Sometimes his snorting and ground pawing work. People want to tamp down the tension so they’ll throw shit his way to get him to simmer down and leave. Sometimes his reaction draws a crowd of employees that couldn’t give a shit, as is the current case, and they’ll stand back and enjoy the show, point at him, giggle. So. Not. Good.
He waves me in when he spots me sneaking a peak from around the corner. I slink to his side like a dog caught up on the counter eating the holiday turkey. “We’re going straight to Hertz or to Avis if they don’t call my number, like, in 15 seconds.” I look at his deli ticket. It reads 62. The leaderboard reads “serving 54”. We traveled through a maze of industrial buildings, windmills, olive groves, sheep pastures. God knows where we are. “I’m serious. We’ll walk right on out of here if I’m not immediately served.”
This is where I take a seat, fold my hands in my lap, and look docile. A trick I learned growing up in an alcoholic household.
Then, miraculously, they call Walt’s number. Walt holds the ticket up as he approaches the counter. He points at it, reads it very slowly. “Expected wait time: 28 minutes. Do you know how long you’ve had me waiting here? One hour and 48 minutes.” The rental agent—a young woman with a bored expression—yawns. The agent beside her laughs out loud. I can see the vein in Walt’s neck pulse.
The agent takes Walt’s paperwork, his credit card, and fills out her forms in triplicate. Runs them back and forth through the copy machine, the carwash, the microwave oven. “You’ll be paying us for a full tank of gas,” she says when she returns to the desk. “So you can bring the car back empty.”
But she doesn’t know whom she’s dealing with. Walt pulls out his i-phone, opens the contract he signed beforehand. “No,” he says, enunciating the word as though it has three syllables. He knows we’re going to drive all of 10 miles, so no way this proposed deal is in our favor. “That’s not what my contract says.” He shows it to her. “I’ll bring the car back full.” She tries to argue with him, to say that that’s just how things are done at OK, but he isn’t having her shit. After a pregnant pause, Walt staring her down like Charles Manson, she relents.
Now the insurance, which is always how rental companies screw you over. “I see you have insurance,” she says, “but we’ll have to charge you an additional 100 Euros for incidentals your company won’t cover.”
Walt is ready for her. “Nooooooo.

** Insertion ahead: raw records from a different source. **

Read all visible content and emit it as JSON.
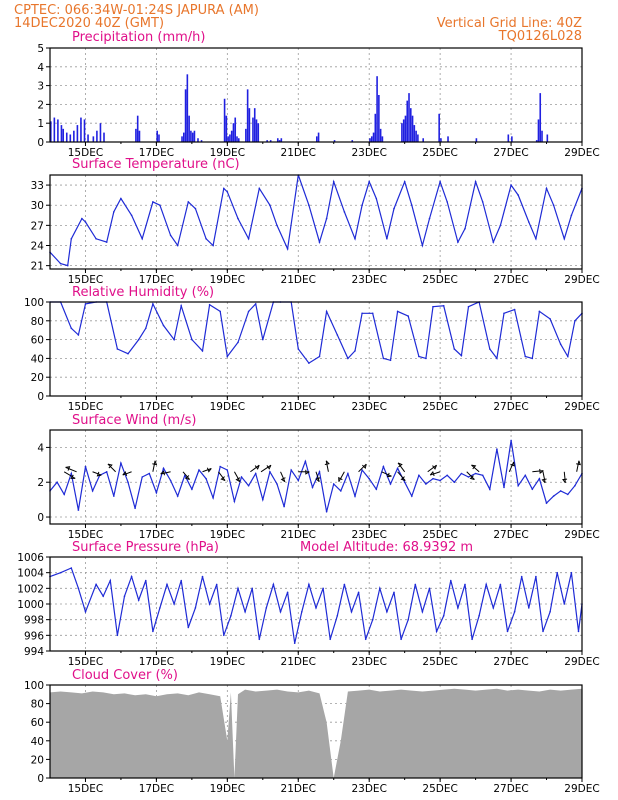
{
  "header": {
    "line1": "CPTEC:   066:34W-01:24S  JAPURA (AM)",
    "line2": "14DEC2020 40Z (GMT)",
    "grid_note": "Vertical Grid Line: 40Z",
    "code": "TQ0126L028"
  },
  "colors": {
    "header": "#e8762c",
    "panel_title": "#e0108a",
    "series": "#1f2bd6",
    "precip_bar": "#2020e0",
    "cloud_fill": "#a6a6a6"
  },
  "chart_data": [
    {
      "type": "bar",
      "title": "Precipitation (mm/h)",
      "xlabel": "",
      "ylabel": "",
      "ylim": [
        0,
        5
      ],
      "yticks": [
        "0",
        "1",
        "2",
        "3",
        "4",
        "5"
      ],
      "x_tick_labels": [
        "15DEC",
        "17DEC",
        "19DEC",
        "21DEC",
        "23DEC",
        "25DEC",
        "27DEC",
        "29DEC"
      ],
      "x_tick_days": [
        15,
        17,
        19,
        21,
        23,
        25,
        27,
        29
      ],
      "xlim_days": [
        14,
        29
      ],
      "grid": true,
      "x": [
        14.0,
        14.1,
        14.2,
        14.3,
        14.35,
        14.45,
        14.55,
        14.65,
        14.75,
        14.85,
        14.95,
        15.05,
        15.2,
        15.3,
        15.4,
        15.5,
        16.4,
        16.45,
        16.5,
        17.0,
        17.05,
        17.7,
        17.75,
        17.8,
        17.85,
        17.9,
        17.95,
        18.0,
        18.05,
        18.15,
        18.25,
        18.9,
        18.95,
        19.0,
        19.05,
        19.1,
        19.15,
        19.2,
        19.25,
        19.3,
        19.5,
        19.55,
        19.6,
        19.7,
        19.75,
        19.8,
        19.85,
        20.1,
        20.2,
        20.4,
        20.45,
        20.5,
        21.5,
        21.55,
        22.0,
        22.5,
        23.0,
        23.05,
        23.1,
        23.15,
        23.2,
        23.25,
        23.3,
        23.35,
        23.9,
        23.95,
        24.0,
        24.05,
        24.1,
        24.15,
        24.2,
        24.25,
        24.3,
        24.35,
        24.5,
        24.95,
        25.0,
        25.2,
        26.0,
        26.9,
        27.0,
        27.7,
        27.75,
        27.8,
        27.85,
        28.0
      ],
      "values": [
        1.1,
        1.3,
        1.2,
        0.9,
        0.7,
        0.5,
        0.4,
        0.6,
        0.9,
        1.3,
        1.2,
        0.4,
        0.3,
        0.6,
        1.0,
        0.5,
        0.7,
        1.4,
        0.6,
        0.6,
        0.4,
        0.3,
        0.5,
        2.8,
        3.6,
        1.4,
        0.6,
        0.5,
        0.6,
        0.2,
        0.1,
        2.3,
        1.4,
        0.3,
        0.4,
        0.6,
        1.0,
        1.3,
        0.3,
        0.2,
        0.7,
        2.8,
        1.8,
        1.3,
        1.8,
        1.2,
        1.0,
        0.1,
        0.1,
        0.2,
        0.1,
        0.2,
        0.3,
        0.5,
        0.1,
        0.1,
        0.2,
        0.3,
        0.5,
        1.5,
        3.5,
        2.5,
        0.7,
        0.3,
        1.0,
        1.2,
        1.4,
        2.2,
        2.6,
        1.8,
        1.4,
        0.9,
        0.6,
        0.4,
        0.2,
        1.5,
        0.2,
        0.3,
        0.2,
        0.4,
        0.3,
        0.1,
        1.2,
        2.6,
        0.6,
        0.4
      ]
    },
    {
      "type": "line",
      "title": "Surface Temperature (nC)",
      "xlabel": "",
      "ylabel": "",
      "ylim": [
        20.5,
        34.5
      ],
      "yticks": [
        "21",
        "24",
        "27",
        "30",
        "33"
      ],
      "x_tick_labels": [
        "15DEC",
        "17DEC",
        "19DEC",
        "21DEC",
        "23DEC",
        "25DEC",
        "27DEC",
        "29DEC"
      ],
      "xlim_days": [
        14,
        29
      ],
      "grid": true,
      "x": [
        14.0,
        14.3,
        14.5,
        14.6,
        14.9,
        15.0,
        15.3,
        15.6,
        15.8,
        16.0,
        16.3,
        16.6,
        16.9,
        17.1,
        17.4,
        17.6,
        17.9,
        18.1,
        18.4,
        18.6,
        18.9,
        19.0,
        19.3,
        19.6,
        19.9,
        20.2,
        20.4,
        20.7,
        21.0,
        21.3,
        21.6,
        21.8,
        22.0,
        22.3,
        22.6,
        22.8,
        23.0,
        23.2,
        23.5,
        23.7,
        24.0,
        24.2,
        24.5,
        24.7,
        25.0,
        25.2,
        25.5,
        25.7,
        26.0,
        26.2,
        26.5,
        26.7,
        27.0,
        27.2,
        27.5,
        27.7,
        28.0,
        28.2,
        28.5,
        28.7,
        29.0
      ],
      "values": [
        23,
        21.3,
        21.0,
        25,
        28,
        27.5,
        25,
        24.5,
        29,
        31,
        28.5,
        25,
        30.5,
        30,
        25.5,
        24,
        30.5,
        29.5,
        25,
        24,
        32.5,
        32,
        28,
        25,
        32.5,
        30,
        27,
        23.5,
        34.5,
        30,
        24.5,
        28,
        33.5,
        29,
        25,
        30,
        33.5,
        31,
        25,
        29.5,
        33.5,
        30,
        24,
        28,
        33.5,
        30.5,
        24.5,
        26.5,
        33.5,
        30.5,
        24.5,
        27,
        33,
        31.5,
        27.5,
        25,
        32.5,
        30,
        25,
        28.5,
        32.5
      ]
    },
    {
      "type": "line",
      "title": "Relative Humidity (%)",
      "xlabel": "",
      "ylabel": "",
      "ylim": [
        0,
        100
      ],
      "yticks": [
        "0",
        "20",
        "40",
        "60",
        "80",
        "100"
      ],
      "x_tick_labels": [
        "15DEC",
        "17DEC",
        "19DEC",
        "21DEC",
        "23DEC",
        "25DEC",
        "27DEC",
        "29DEC"
      ],
      "xlim_days": [
        14,
        29
      ],
      "grid": true,
      "x": [
        14.0,
        14.3,
        14.6,
        14.8,
        15.0,
        15.3,
        15.6,
        15.9,
        16.2,
        16.5,
        16.7,
        16.9,
        17.2,
        17.5,
        17.7,
        18.0,
        18.3,
        18.5,
        18.8,
        19.0,
        19.3,
        19.6,
        19.8,
        20.0,
        20.3,
        20.5,
        20.8,
        21.0,
        21.3,
        21.6,
        21.8,
        22.1,
        22.4,
        22.6,
        22.8,
        23.1,
        23.4,
        23.6,
        23.8,
        24.1,
        24.4,
        24.6,
        24.8,
        25.1,
        25.4,
        25.6,
        25.8,
        26.1,
        26.4,
        26.6,
        26.8,
        27.1,
        27.4,
        27.6,
        27.8,
        28.1,
        28.4,
        28.6,
        28.8,
        29.0
      ],
      "values": [
        100,
        100,
        72,
        65,
        98,
        100,
        100,
        50,
        45,
        60,
        72,
        98,
        75,
        60,
        96,
        60,
        48,
        97,
        90,
        42,
        57,
        90,
        98,
        60,
        100,
        100,
        100,
        50,
        35,
        42,
        90,
        65,
        40,
        48,
        88,
        88,
        40,
        38,
        90,
        85,
        42,
        40,
        95,
        96,
        50,
        43,
        95,
        100,
        50,
        40,
        88,
        92,
        42,
        40,
        90,
        82,
        55,
        42,
        80,
        88
      ]
    },
    {
      "type": "line",
      "title": "Surface Wind (m/s)",
      "xlabel": "",
      "ylabel": "",
      "ylim": [
        -0.4,
        5
      ],
      "yticks": [
        "0",
        "2",
        "4"
      ],
      "x_tick_labels": [
        "15DEC",
        "17DEC",
        "19DEC",
        "21DEC",
        "23DEC",
        "25DEC",
        "27DEC",
        "29DEC"
      ],
      "xlim_days": [
        14,
        29
      ],
      "grid": true,
      "x": [
        14.0,
        14.2,
        14.4,
        14.6,
        14.8,
        15.0,
        15.2,
        15.4,
        15.6,
        15.8,
        16.0,
        16.2,
        16.4,
        16.6,
        16.8,
        17.0,
        17.2,
        17.4,
        17.6,
        17.8,
        18.0,
        18.2,
        18.4,
        18.6,
        18.8,
        19.0,
        19.2,
        19.4,
        19.6,
        19.8,
        20.0,
        20.2,
        20.4,
        20.6,
        20.8,
        21.0,
        21.2,
        21.4,
        21.6,
        21.8,
        22.0,
        22.2,
        22.4,
        22.6,
        22.8,
        23.0,
        23.2,
        23.4,
        23.6,
        23.8,
        24.0,
        24.2,
        24.4,
        24.6,
        24.8,
        25.0,
        25.2,
        25.4,
        25.6,
        25.8,
        26.0,
        26.2,
        26.4,
        26.6,
        26.8,
        27.0,
        27.2,
        27.4,
        27.6,
        27.8,
        28.0,
        28.2,
        28.4,
        28.6,
        28.8,
        29.0
      ],
      "values": [
        1.5,
        2.0,
        1.3,
        2.5,
        0.4,
        2.9,
        1.5,
        2.4,
        2.6,
        1.2,
        3.1,
        2.0,
        0.5,
        2.3,
        2.5,
        1.4,
        2.8,
        2.1,
        1.2,
        2.4,
        1.6,
        2.7,
        2.2,
        1.1,
        2.9,
        2.7,
        0.9,
        2.3,
        1.8,
        2.5,
        1.0,
        2.6,
        1.9,
        0.6,
        2.7,
        2.1,
        3.2,
        1.7,
        2.6,
        0.3,
        1.9,
        1.5,
        2.5,
        1.2,
        2.7,
        2.2,
        1.6,
        2.9,
        1.9,
        2.8,
        2.0,
        1.2,
        2.4,
        1.9,
        2.2,
        2.1,
        2.4,
        2.0,
        2.5,
        2.3,
        2.5,
        2.4,
        1.6,
        3.9,
        1.7,
        4.4,
        1.8,
        2.4,
        1.6,
        2.2,
        0.8,
        1.2,
        1.5,
        1.3,
        1.8,
        2.5
      ],
      "wind_vectors": [
        {
          "day": 14.4,
          "u": 1.0,
          "v": -0.6
        },
        {
          "day": 14.75,
          "u": -1.0,
          "v": 0.4
        },
        {
          "day": 15.2,
          "u": 0.8,
          "v": -0.3
        },
        {
          "day": 15.85,
          "u": -0.7,
          "v": 0.7
        },
        {
          "day": 16.3,
          "u": -0.8,
          "v": -0.3
        },
        {
          "day": 16.9,
          "u": 0.2,
          "v": 1.0
        },
        {
          "day": 17.4,
          "u": -0.9,
          "v": -0.2
        },
        {
          "day": 17.75,
          "u": 0.6,
          "v": -0.7
        },
        {
          "day": 18.3,
          "u": 0.8,
          "v": 0.3
        },
        {
          "day": 18.75,
          "u": 0.6,
          "v": -0.8
        },
        {
          "day": 19.2,
          "u": 0.5,
          "v": -0.9
        },
        {
          "day": 19.65,
          "u": 0.8,
          "v": 0.6
        },
        {
          "day": 19.95,
          "u": 0.9,
          "v": 0.6
        },
        {
          "day": 20.5,
          "u": 0.4,
          "v": -0.9
        },
        {
          "day": 21.0,
          "u": 1.0,
          "v": 0.0
        },
        {
          "day": 21.5,
          "u": 0.3,
          "v": -0.9
        },
        {
          "day": 21.85,
          "u": -0.2,
          "v": 1.0
        },
        {
          "day": 22.3,
          "u": -0.5,
          "v": -0.9
        },
        {
          "day": 22.7,
          "u": 0.7,
          "v": 0.7
        },
        {
          "day": 23.35,
          "u": 0.9,
          "v": -0.4
        },
        {
          "day": 23.8,
          "u": 0.7,
          "v": -0.8
        },
        {
          "day": 24.0,
          "u": -0.6,
          "v": 0.8
        },
        {
          "day": 24.65,
          "u": 0.8,
          "v": 0.6
        },
        {
          "day": 25.0,
          "u": -0.9,
          "v": -0.3
        },
        {
          "day": 25.75,
          "u": 0.7,
          "v": -0.7
        },
        {
          "day": 26.1,
          "u": -0.7,
          "v": 0.6
        },
        {
          "day": 26.95,
          "u": 0.4,
          "v": 0.9
        },
        {
          "day": 27.6,
          "u": 1.0,
          "v": 0.1
        },
        {
          "day": 27.9,
          "u": 0.2,
          "v": -1.0
        },
        {
          "day": 28.5,
          "u": 0.1,
          "v": -1.0
        },
        {
          "day": 28.85,
          "u": 0.2,
          "v": 1.0
        }
      ]
    },
    {
      "type": "line",
      "title": "Surface Pressure (hPa)",
      "annotation": "Model Altitude: 68.9392 m",
      "xlabel": "",
      "ylabel": "",
      "ylim": [
        994,
        1006
      ],
      "yticks": [
        "994",
        "996",
        "998",
        "1000",
        "1002",
        "1004",
        "1006"
      ],
      "x_tick_labels": [
        "15DEC",
        "17DEC",
        "19DEC",
        "21DEC",
        "23DEC",
        "25DEC",
        "27DEC",
        "29DEC"
      ],
      "xlim_days": [
        14,
        29
      ],
      "grid": true,
      "x": [
        14.0,
        14.3,
        14.6,
        14.8,
        15.0,
        15.3,
        15.5,
        15.7,
        15.9,
        16.1,
        16.3,
        16.5,
        16.7,
        16.9,
        17.1,
        17.3,
        17.5,
        17.7,
        17.9,
        18.1,
        18.3,
        18.5,
        18.7,
        18.9,
        19.1,
        19.3,
        19.5,
        19.7,
        19.9,
        20.1,
        20.3,
        20.5,
        20.7,
        20.9,
        21.1,
        21.3,
        21.5,
        21.7,
        21.9,
        22.1,
        22.3,
        22.5,
        22.7,
        22.9,
        23.1,
        23.3,
        23.5,
        23.7,
        23.9,
        24.1,
        24.3,
        24.5,
        24.7,
        24.9,
        25.1,
        25.3,
        25.5,
        25.7,
        25.9,
        26.1,
        26.3,
        26.5,
        26.7,
        26.9,
        27.1,
        27.3,
        27.5,
        27.7,
        27.9,
        28.1,
        28.3,
        28.5,
        28.7,
        28.9,
        29.0
      ],
      "values": [
        1003.5,
        1004.0,
        1004.6,
        1002.0,
        999.0,
        1002.5,
        1001.0,
        1003.0,
        996.0,
        1001.0,
        1003.5,
        1000.5,
        1003.0,
        996.5,
        999.5,
        1002.5,
        1000.0,
        1003.0,
        997.0,
        999.5,
        1003.5,
        1000.0,
        1002.5,
        996.0,
        998.5,
        1002.0,
        999.0,
        1002.0,
        995.5,
        999.5,
        1002.5,
        999.0,
        1001.5,
        995.0,
        999.0,
        1002.5,
        999.5,
        1002.0,
        995.5,
        998.5,
        1002.5,
        999.0,
        1001.5,
        995.5,
        998.0,
        1002.0,
        999.0,
        1001.5,
        995.5,
        998.0,
        1002.5,
        999.0,
        1002.0,
        996.5,
        998.5,
        1003.0,
        999.5,
        1002.5,
        995.5,
        998.5,
        1002.5,
        999.5,
        1002.5,
        996.5,
        999.0,
        1003.5,
        999.5,
        1003.5,
        996.5,
        999.0,
        1004.0,
        1000.0,
        1004.0,
        996.5,
        1000.0
      ]
    },
    {
      "type": "area",
      "title": "Cloud Cover (%)",
      "xlabel": "",
      "ylabel": "",
      "ylim": [
        0,
        100
      ],
      "yticks": [
        "0",
        "20",
        "40",
        "60",
        "80",
        "100"
      ],
      "x_tick_labels": [
        "15DEC",
        "17DEC",
        "19DEC",
        "21DEC",
        "23DEC",
        "25DEC",
        "27DEC",
        "29DEC"
      ],
      "xlim_days": [
        14,
        29
      ],
      "grid": true,
      "x": [
        14.0,
        14.3,
        14.6,
        14.9,
        15.2,
        15.5,
        15.8,
        16.1,
        16.4,
        16.7,
        17.0,
        17.3,
        17.6,
        17.9,
        18.2,
        18.5,
        18.8,
        19.0,
        19.1,
        19.2,
        19.3,
        19.5,
        19.8,
        20.1,
        20.4,
        20.7,
        21.0,
        21.3,
        21.6,
        21.8,
        22.0,
        22.2,
        22.4,
        22.7,
        23.0,
        23.3,
        23.6,
        23.9,
        24.2,
        24.5,
        24.8,
        25.1,
        25.4,
        25.7,
        26.0,
        26.3,
        26.6,
        26.9,
        27.2,
        27.5,
        27.8,
        28.1,
        28.4,
        28.7,
        29.0
      ],
      "values": [
        92,
        93,
        92,
        91,
        93,
        92,
        90,
        91,
        89,
        90,
        88,
        90,
        91,
        89,
        92,
        90,
        88,
        40,
        92,
        0,
        90,
        95,
        93,
        94,
        95,
        93,
        92,
        94,
        91,
        60,
        0,
        40,
        93,
        94,
        95,
        93,
        94,
        95,
        94,
        93,
        94,
        95,
        96,
        95,
        94,
        95,
        96,
        94,
        95,
        94,
        93,
        95,
        94,
        95,
        96
      ]
    }
  ]
}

I’ve got full coverage, and it says it right here on my contract.” Again, she makes an attempt to explain the “normal procedure.” He expands the picture of the contract, zooms in on the pertinent sentence in 64-point font. Helen Keller could read it. Again, she tries to argue but to no avail.

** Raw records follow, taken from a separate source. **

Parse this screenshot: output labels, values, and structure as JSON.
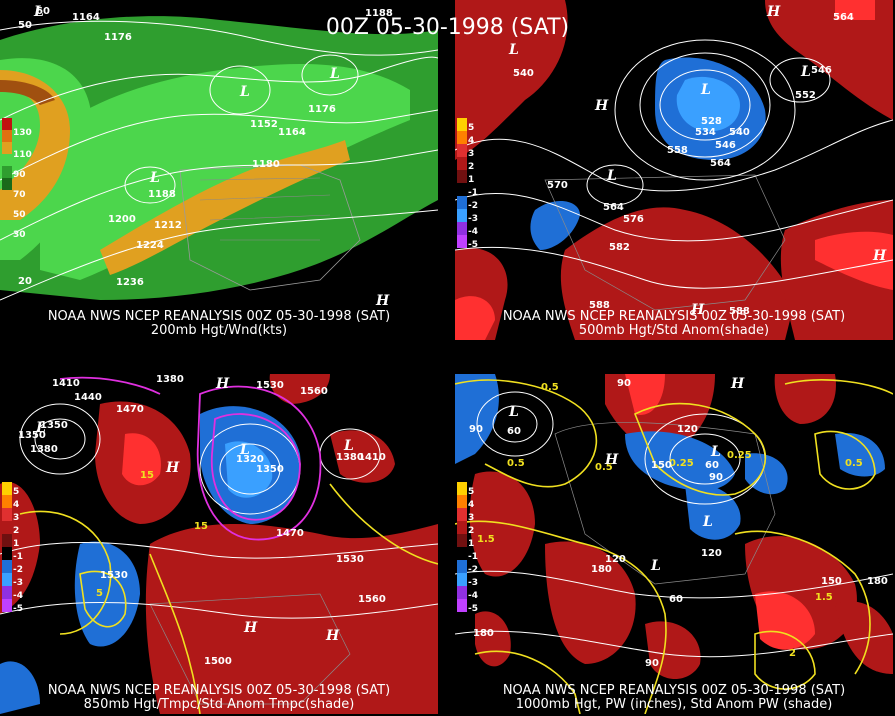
{
  "title": "00Z 05-30-1998 (SAT)",
  "colors": {
    "background": "#000000",
    "contour": "#ffffff",
    "warm_anom": "#b01818",
    "strong_warm": "#ff3030",
    "cold_anom": "#1f6fd6",
    "strong_cold": "#3aa0ff",
    "wind_light": "#2f9e2f",
    "wind_medium": "#4cd64c",
    "wind_high": "#e0a020",
    "yellow_line": "#f0e020",
    "magenta_line": "#e030e0"
  },
  "panels": [
    {
      "id": "p200",
      "caption_line1": "NOAA NWS NCEP REANALYSIS 00Z 05-30-1998 (SAT)",
      "caption_line2": "200mb Hgt/Wnd(kts)",
      "legend": [
        "130",
        "110",
        "90",
        "70",
        "50",
        "30"
      ],
      "labels": [
        {
          "t": "1164"
        },
        {
          "t": "1176"
        },
        {
          "t": "1188"
        },
        {
          "t": "1152"
        },
        {
          "t": "1164"
        },
        {
          "t": "1176"
        },
        {
          "t": "1180"
        },
        {
          "t": "1188"
        },
        {
          "t": "1200"
        },
        {
          "t": "1212"
        },
        {
          "t": "1224"
        },
        {
          "t": "1236"
        },
        {
          "t": "20"
        },
        {
          "t": "50"
        },
        {
          "t": "60"
        }
      ],
      "symbols": [
        "L",
        "L",
        "L",
        "L",
        "H"
      ]
    },
    {
      "id": "p500",
      "caption_line1": "NOAA NWS NCEP REANALYSIS 00Z 05-30-1998 (SAT)",
      "caption_line2": "500mb Hgt/Std Anom(shade)",
      "legend": [
        "5",
        "4",
        "3",
        "2",
        "1",
        "-1",
        "-2",
        "-3",
        "-4",
        "-5"
      ],
      "labels": [
        {
          "t": "540"
        },
        {
          "t": "528"
        },
        {
          "t": "534"
        },
        {
          "t": "540"
        },
        {
          "t": "546"
        },
        {
          "t": "552"
        },
        {
          "t": "546"
        },
        {
          "t": "558"
        },
        {
          "t": "564"
        },
        {
          "t": "570"
        },
        {
          "t": "564"
        },
        {
          "t": "576"
        },
        {
          "t": "582"
        },
        {
          "t": "588"
        },
        {
          "t": "588"
        },
        {
          "t": "564"
        }
      ],
      "symbols": [
        "L",
        "L",
        "L",
        "L",
        "H",
        "H",
        "H",
        "H"
      ]
    },
    {
      "id": "p850",
      "caption_line1": "NOAA NWS NCEP REANALYSIS 00Z 05-30-1998 (SAT)",
      "caption_line2": "850mb Hgt/Tmpc/Std Anom Tmpc(shade)",
      "legend": [
        "5",
        "4",
        "3",
        "2",
        "1",
        "-1",
        "-2",
        "-3",
        "-4",
        "-5"
      ],
      "labels": [
        {
          "t": "1410"
        },
        {
          "t": "1440"
        },
        {
          "t": "1470"
        },
        {
          "t": "1380"
        },
        {
          "t": "1350"
        },
        {
          "t": "1320"
        },
        {
          "t": "1350"
        },
        {
          "t": "1380"
        },
        {
          "t": "1410"
        },
        {
          "t": "1530"
        },
        {
          "t": "1560"
        },
        {
          "t": "1530"
        },
        {
          "t": "1500"
        },
        {
          "t": "1530"
        },
        {
          "t": "1560"
        },
        {
          "t": "1470"
        },
        {
          "t": "15"
        },
        {
          "t": "15"
        },
        {
          "t": "5"
        },
        {
          "t": "1380"
        },
        {
          "t": "1350"
        }
      ],
      "symbols": [
        "L",
        "L",
        "L",
        "H",
        "H",
        "H",
        "H"
      ]
    },
    {
      "id": "p1000",
      "caption_line1": "NOAA NWS NCEP REANALYSIS 00Z 05-30-1998 (SAT)",
      "caption_line2": "1000mb Hgt, PW (inches), Std Anom PW (shade)",
      "legend": [
        "5",
        "4",
        "3",
        "2",
        "1",
        "-1",
        "-2",
        "-3",
        "-4",
        "-5"
      ],
      "labels": [
        {
          "t": "60"
        },
        {
          "t": "90"
        },
        {
          "t": "90"
        },
        {
          "t": "120"
        },
        {
          "t": "0.5"
        },
        {
          "t": "0.5"
        },
        {
          "t": "0.25"
        },
        {
          "t": "0.25"
        },
        {
          "t": "60"
        },
        {
          "t": "90"
        },
        {
          "t": "120"
        },
        {
          "t": "150"
        },
        {
          "t": "0.5"
        },
        {
          "t": "1.5"
        },
        {
          "t": "180"
        },
        {
          "t": "120"
        },
        {
          "t": "150"
        },
        {
          "t": "180"
        },
        {
          "t": "1.5"
        },
        {
          "t": "0.5"
        },
        {
          "t": "90"
        },
        {
          "t": "60"
        },
        {
          "t": "180"
        },
        {
          "t": "2"
        }
      ],
      "symbols": [
        "L",
        "L",
        "L",
        "L",
        "H",
        "H"
      ]
    }
  ]
}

“Well, we need to put 900 euros on your credit card in case you have an accident.” She looks at Walt, folds her arms across her chest. She must figure that eventually, she’ll wear him down. Hahaha.
“Noooooo. My contract says 400 euros. You can’t play that game with me.”
She gives up without an argument. Eventually, she turns over the keys with a whole host of instructions that will ensure we sacrifice another hour or two of our precious day. The energy radiating off of Walt could power a nuclear submarine. I trot behind, giving him wide berth.
Out in the parking lot, we meet another American. She’s shaking her head, nearly crying. “I don’t know how it happened. But I’m convinced I just gave away $400 that I didn’t need to. I just couldn’t argue anymore. I’m not sure what I should do.”
And that’s why I say that there are benefits to owning a rabid Rottweiler, particularly if you’re a people pleaser.